Cobouw: Bouwkosten dalen eind 2020 met ruim 11 %
Een economie die net geleden heeft onder een lockdown als gevolg van een virusuitbraak vraagt om speciale aandacht en zorg van ons allemaal. Je wilt dan, althans dat vinden wij, met de grootst mogelijke zorg berichten over de status van de economie. Angst is altijd een slechte raadgever, maar bewust mensen bang maken voor gevolgen van een lockdown als we net weer aan het opkrabbelen zijn, is wel een hele slechte timing. Van een gerenommeerd instituut als Cobouw mogen we toch wel de grootst mogelijke zorg verwachten. Dit is op zijn minst een maatschappelijke verantwoording die Cobouw ten volle zou moeten dragen. Het verschijnen van dit bericht in de Cobouw heeft ons dan ook verbaasd en erg boos gemaakt. Dus onze maatschappelijke verantwoordelijkheid nemend, vinden wij het hoog tijd om zelf in de pen te klimmen.
Misschien wel helemaal geen daling!
Volgens het artikel in de Cobouw op 16 juni jl. dalen de bouwkosten in 2020 met 11% ten opzichte van het hoogtepunt dit jaar. Is deze verwachting realistisch?

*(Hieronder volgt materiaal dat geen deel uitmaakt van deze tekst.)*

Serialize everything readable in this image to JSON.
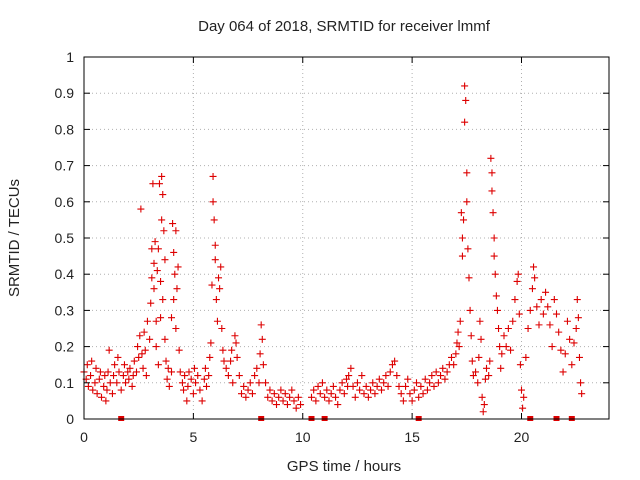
{
  "chart_data": {
    "type": "scatter",
    "title": "Day 064 of 2018, SRMTID for receiver lmmf",
    "xlabel": "GPS time / hours",
    "ylabel": "SRMTID / TECUs",
    "xlim": [
      0,
      24
    ],
    "ylim": [
      0,
      1
    ],
    "x_ticks": [
      0,
      5,
      10,
      15,
      20
    ],
    "x_tick_labels": [
      "0",
      "5",
      "10",
      "15",
      "20"
    ],
    "y_ticks": [
      0,
      0.1,
      0.2,
      0.3,
      0.4,
      0.5,
      0.6,
      0.7,
      0.8,
      0.9,
      1
    ],
    "y_tick_labels": [
      "0",
      "0.1",
      "0.2",
      "0.3",
      "0.4",
      "0.5",
      "0.6",
      "0.7",
      "0.8",
      "0.9",
      "1"
    ],
    "grid": true,
    "marker": "+",
    "color": "#dd0000",
    "series": [
      {
        "name": "SRMTID",
        "points": [
          [
            0.0,
            0.13
          ],
          [
            0.1,
            0.11
          ],
          [
            0.15,
            0.15
          ],
          [
            0.2,
            0.09
          ],
          [
            0.3,
            0.12
          ],
          [
            0.35,
            0.16
          ],
          [
            0.4,
            0.08
          ],
          [
            0.5,
            0.1
          ],
          [
            0.55,
            0.14
          ],
          [
            0.6,
            0.07
          ],
          [
            0.7,
            0.11
          ],
          [
            0.75,
            0.13
          ],
          [
            0.8,
            0.06
          ],
          [
            0.9,
            0.09
          ],
          [
            0.95,
            0.12
          ],
          [
            1.0,
            0.05
          ],
          [
            1.05,
            0.08
          ],
          [
            1.1,
            0.13
          ],
          [
            1.15,
            0.19
          ],
          [
            1.2,
            0.1
          ],
          [
            1.3,
            0.07
          ],
          [
            1.35,
            0.12
          ],
          [
            1.4,
            0.15
          ],
          [
            1.5,
            0.1
          ],
          [
            1.55,
            0.17
          ],
          [
            1.6,
            0.13
          ],
          [
            1.7,
            0.08
          ],
          [
            1.8,
            0.12
          ],
          [
            1.85,
            0.15
          ],
          [
            1.9,
            0.1
          ],
          [
            2.0,
            0.13
          ],
          [
            2.05,
            0.11
          ],
          [
            2.1,
            0.14
          ],
          [
            2.2,
            0.09
          ],
          [
            2.25,
            0.12
          ],
          [
            2.3,
            0.16
          ],
          [
            2.4,
            0.13
          ],
          [
            2.45,
            0.2
          ],
          [
            2.5,
            0.17
          ],
          [
            2.55,
            0.23
          ],
          [
            2.6,
            0.58
          ],
          [
            2.65,
            0.18
          ],
          [
            2.7,
            0.14
          ],
          [
            2.75,
            0.24
          ],
          [
            2.8,
            0.19
          ],
          [
            2.85,
            0.12
          ],
          [
            2.9,
            0.27
          ],
          [
            3.0,
            0.22
          ],
          [
            3.05,
            0.32
          ],
          [
            3.1,
            0.39
          ],
          [
            3.1,
            0.47
          ],
          [
            3.15,
            0.65
          ],
          [
            3.2,
            0.43
          ],
          [
            3.2,
            0.36
          ],
          [
            3.25,
            0.49
          ],
          [
            3.3,
            0.27
          ],
          [
            3.3,
            0.2
          ],
          [
            3.35,
            0.41
          ],
          [
            3.4,
            0.15
          ],
          [
            3.4,
            0.47
          ],
          [
            3.45,
            0.65
          ],
          [
            3.5,
            0.38
          ],
          [
            3.5,
            0.28
          ],
          [
            3.55,
            0.55
          ],
          [
            3.55,
            0.67
          ],
          [
            3.6,
            0.62
          ],
          [
            3.6,
            0.33
          ],
          [
            3.65,
            0.52
          ],
          [
            3.7,
            0.44
          ],
          [
            3.7,
            0.22
          ],
          [
            3.75,
            0.16
          ],
          [
            3.8,
            0.11
          ],
          [
            3.85,
            0.14
          ],
          [
            3.9,
            0.09
          ],
          [
            4.0,
            0.13
          ],
          [
            4.0,
            0.28
          ],
          [
            4.05,
            0.54
          ],
          [
            4.1,
            0.46
          ],
          [
            4.1,
            0.33
          ],
          [
            4.15,
            0.4
          ],
          [
            4.2,
            0.52
          ],
          [
            4.2,
            0.25
          ],
          [
            4.25,
            0.36
          ],
          [
            4.3,
            0.42
          ],
          [
            4.35,
            0.19
          ],
          [
            4.4,
            0.13
          ],
          [
            4.5,
            0.1
          ],
          [
            4.55,
            0.08
          ],
          [
            4.6,
            0.12
          ],
          [
            4.7,
            0.05
          ],
          [
            4.75,
            0.09
          ],
          [
            4.8,
            0.13
          ],
          [
            4.9,
            0.11
          ],
          [
            5.0,
            0.07
          ],
          [
            5.05,
            0.14
          ],
          [
            5.1,
            0.1
          ],
          [
            5.2,
            0.12
          ],
          [
            5.3,
            0.08
          ],
          [
            5.4,
            0.05
          ],
          [
            5.5,
            0.11
          ],
          [
            5.55,
            0.14
          ],
          [
            5.6,
            0.09
          ],
          [
            5.7,
            0.12
          ],
          [
            5.75,
            0.17
          ],
          [
            5.8,
            0.21
          ],
          [
            5.85,
            0.37
          ],
          [
            5.9,
            0.67
          ],
          [
            5.9,
            0.6
          ],
          [
            5.95,
            0.55
          ],
          [
            6.0,
            0.44
          ],
          [
            6.0,
            0.48
          ],
          [
            6.05,
            0.33
          ],
          [
            6.1,
            0.27
          ],
          [
            6.15,
            0.39
          ],
          [
            6.2,
            0.36
          ],
          [
            6.25,
            0.42
          ],
          [
            6.3,
            0.25
          ],
          [
            6.35,
            0.19
          ],
          [
            6.4,
            0.16
          ],
          [
            6.5,
            0.14
          ],
          [
            6.6,
            0.12
          ],
          [
            6.7,
            0.16
          ],
          [
            6.75,
            0.19
          ],
          [
            6.8,
            0.1
          ],
          [
            6.9,
            0.23
          ],
          [
            6.95,
            0.21
          ],
          [
            7.0,
            0.17
          ],
          [
            7.1,
            0.12
          ],
          [
            7.2,
            0.07
          ],
          [
            7.3,
            0.09
          ],
          [
            7.4,
            0.06
          ],
          [
            7.5,
            0.08
          ],
          [
            7.6,
            0.1
          ],
          [
            7.7,
            0.07
          ],
          [
            7.8,
            0.12
          ],
          [
            7.9,
            0.14
          ],
          [
            8.0,
            0.1
          ],
          [
            8.05,
            0.18
          ],
          [
            8.1,
            0.26
          ],
          [
            8.15,
            0.22
          ],
          [
            8.2,
            0.15
          ],
          [
            8.3,
            0.1
          ],
          [
            8.4,
            0.06
          ],
          [
            8.5,
            0.08
          ],
          [
            8.6,
            0.05
          ],
          [
            8.7,
            0.07
          ],
          [
            8.8,
            0.04
          ],
          [
            8.9,
            0.06
          ],
          [
            9.0,
            0.08
          ],
          [
            9.1,
            0.05
          ],
          [
            9.2,
            0.07
          ],
          [
            9.3,
            0.04
          ],
          [
            9.4,
            0.06
          ],
          [
            9.5,
            0.08
          ],
          [
            9.6,
            0.05
          ],
          [
            9.7,
            0.03
          ],
          [
            9.8,
            0.06
          ],
          [
            9.9,
            0.04
          ],
          [
            10.4,
            0.06
          ],
          [
            10.5,
            0.08
          ],
          [
            10.6,
            0.05
          ],
          [
            10.7,
            0.09
          ],
          [
            10.8,
            0.07
          ],
          [
            10.9,
            0.1
          ],
          [
            11.0,
            0.06
          ],
          [
            11.1,
            0.08
          ],
          [
            11.2,
            0.05
          ],
          [
            11.3,
            0.07
          ],
          [
            11.4,
            0.09
          ],
          [
            11.5,
            0.06
          ],
          [
            11.6,
            0.04
          ],
          [
            11.7,
            0.08
          ],
          [
            11.8,
            0.1
          ],
          [
            11.9,
            0.07
          ],
          [
            12.0,
            0.11
          ],
          [
            12.05,
            0.09
          ],
          [
            12.1,
            0.12
          ],
          [
            12.2,
            0.14
          ],
          [
            12.3,
            0.09
          ],
          [
            12.4,
            0.06
          ],
          [
            12.5,
            0.1
          ],
          [
            12.6,
            0.08
          ],
          [
            12.7,
            0.12
          ],
          [
            12.8,
            0.07
          ],
          [
            12.9,
            0.09
          ],
          [
            13.0,
            0.06
          ],
          [
            13.1,
            0.08
          ],
          [
            13.2,
            0.1
          ],
          [
            13.3,
            0.07
          ],
          [
            13.4,
            0.09
          ],
          [
            13.5,
            0.11
          ],
          [
            13.6,
            0.08
          ],
          [
            13.7,
            0.1
          ],
          [
            13.8,
            0.12
          ],
          [
            13.9,
            0.09
          ],
          [
            14.0,
            0.13
          ],
          [
            14.1,
            0.15
          ],
          [
            14.2,
            0.16
          ],
          [
            14.3,
            0.12
          ],
          [
            14.4,
            0.09
          ],
          [
            14.5,
            0.07
          ],
          [
            14.6,
            0.05
          ],
          [
            14.7,
            0.09
          ],
          [
            14.8,
            0.11
          ],
          [
            14.9,
            0.07
          ],
          [
            15.0,
            0.05
          ],
          [
            15.1,
            0.08
          ],
          [
            15.2,
            0.1
          ],
          [
            15.3,
            0.06
          ],
          [
            15.4,
            0.09
          ],
          [
            15.5,
            0.07
          ],
          [
            15.6,
            0.11
          ],
          [
            15.7,
            0.08
          ],
          [
            15.8,
            0.1
          ],
          [
            15.9,
            0.12
          ],
          [
            16.0,
            0.09
          ],
          [
            16.1,
            0.13
          ],
          [
            16.2,
            0.1
          ],
          [
            16.3,
            0.12
          ],
          [
            16.4,
            0.14
          ],
          [
            16.5,
            0.11
          ],
          [
            16.6,
            0.13
          ],
          [
            16.7,
            0.15
          ],
          [
            16.8,
            0.17
          ],
          [
            16.9,
            0.15
          ],
          [
            17.0,
            0.18
          ],
          [
            17.05,
            0.21
          ],
          [
            17.1,
            0.24
          ],
          [
            17.15,
            0.2
          ],
          [
            17.2,
            0.27
          ],
          [
            17.25,
            0.57
          ],
          [
            17.3,
            0.5
          ],
          [
            17.3,
            0.45
          ],
          [
            17.35,
            0.55
          ],
          [
            17.4,
            0.92
          ],
          [
            17.4,
            0.82
          ],
          [
            17.45,
            0.88
          ],
          [
            17.5,
            0.68
          ],
          [
            17.5,
            0.6
          ],
          [
            17.55,
            0.47
          ],
          [
            17.6,
            0.39
          ],
          [
            17.65,
            0.3
          ],
          [
            17.7,
            0.23
          ],
          [
            17.75,
            0.16
          ],
          [
            17.8,
            0.12
          ],
          [
            17.9,
            0.13
          ],
          [
            18.0,
            0.1
          ],
          [
            18.05,
            0.17
          ],
          [
            18.1,
            0.27
          ],
          [
            18.15,
            0.22
          ],
          [
            18.2,
            0.06
          ],
          [
            18.25,
            0.02
          ],
          [
            18.3,
            0.04
          ],
          [
            18.35,
            0.11
          ],
          [
            18.4,
            0.14
          ],
          [
            18.5,
            0.12
          ],
          [
            18.55,
            0.16
          ],
          [
            18.6,
            0.72
          ],
          [
            18.65,
            0.63
          ],
          [
            18.65,
            0.68
          ],
          [
            18.7,
            0.57
          ],
          [
            18.75,
            0.5
          ],
          [
            18.75,
            0.45
          ],
          [
            18.8,
            0.4
          ],
          [
            18.85,
            0.34
          ],
          [
            18.9,
            0.3
          ],
          [
            18.95,
            0.25
          ],
          [
            19.0,
            0.2
          ],
          [
            19.05,
            0.14
          ],
          [
            19.1,
            0.18
          ],
          [
            19.2,
            0.23
          ],
          [
            19.3,
            0.2
          ],
          [
            19.4,
            0.25
          ],
          [
            19.5,
            0.19
          ],
          [
            19.6,
            0.27
          ],
          [
            19.7,
            0.33
          ],
          [
            19.8,
            0.38
          ],
          [
            19.85,
            0.4
          ],
          [
            19.9,
            0.29
          ],
          [
            19.95,
            0.15
          ],
          [
            20.0,
            0.08
          ],
          [
            20.05,
            0.03
          ],
          [
            20.1,
            0.06
          ],
          [
            20.2,
            0.17
          ],
          [
            20.3,
            0.25
          ],
          [
            20.4,
            0.3
          ],
          [
            20.5,
            0.36
          ],
          [
            20.55,
            0.42
          ],
          [
            20.6,
            0.39
          ],
          [
            20.7,
            0.31
          ],
          [
            20.8,
            0.26
          ],
          [
            20.9,
            0.33
          ],
          [
            21.0,
            0.29
          ],
          [
            21.1,
            0.35
          ],
          [
            21.2,
            0.31
          ],
          [
            21.3,
            0.26
          ],
          [
            21.4,
            0.2
          ],
          [
            21.5,
            0.33
          ],
          [
            21.6,
            0.29
          ],
          [
            21.7,
            0.24
          ],
          [
            21.8,
            0.19
          ],
          [
            21.9,
            0.13
          ],
          [
            22.0,
            0.18
          ],
          [
            22.1,
            0.27
          ],
          [
            22.2,
            0.22
          ],
          [
            22.3,
            0.15
          ],
          [
            22.4,
            0.21
          ],
          [
            22.5,
            0.25
          ],
          [
            22.55,
            0.33
          ],
          [
            22.6,
            0.28
          ],
          [
            22.65,
            0.17
          ],
          [
            22.7,
            0.1
          ],
          [
            22.75,
            0.07
          ]
        ]
      }
    ],
    "zero_markers": [
      1.7,
      8.1,
      10.4,
      11.0,
      15.3,
      20.4,
      21.6,
      22.3
    ]
  }
}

Schaarste in de markt en aangescherpte regelgeving hebben in de afgelopen jaren geleid tot een aanmerkelijke stijging van de bouwkosten. Daarnaast heeft de regelgeving op het gebied van energieprestatie geleid tot een aanmerkelijke stijging van de installatiekosten. De impact van de regelgeving op de kosten laat zich goed voorspellen. Het moment van wijzigingen in de balans tussen vraag en aanbod en de daarmee gepaard gaande impact op de kosten zijn altijd een stuk lastiger te voorspellen. Zijn de gevolgen van COVID-19 op de bouwkosten dan überhaupt wel te voorspellen?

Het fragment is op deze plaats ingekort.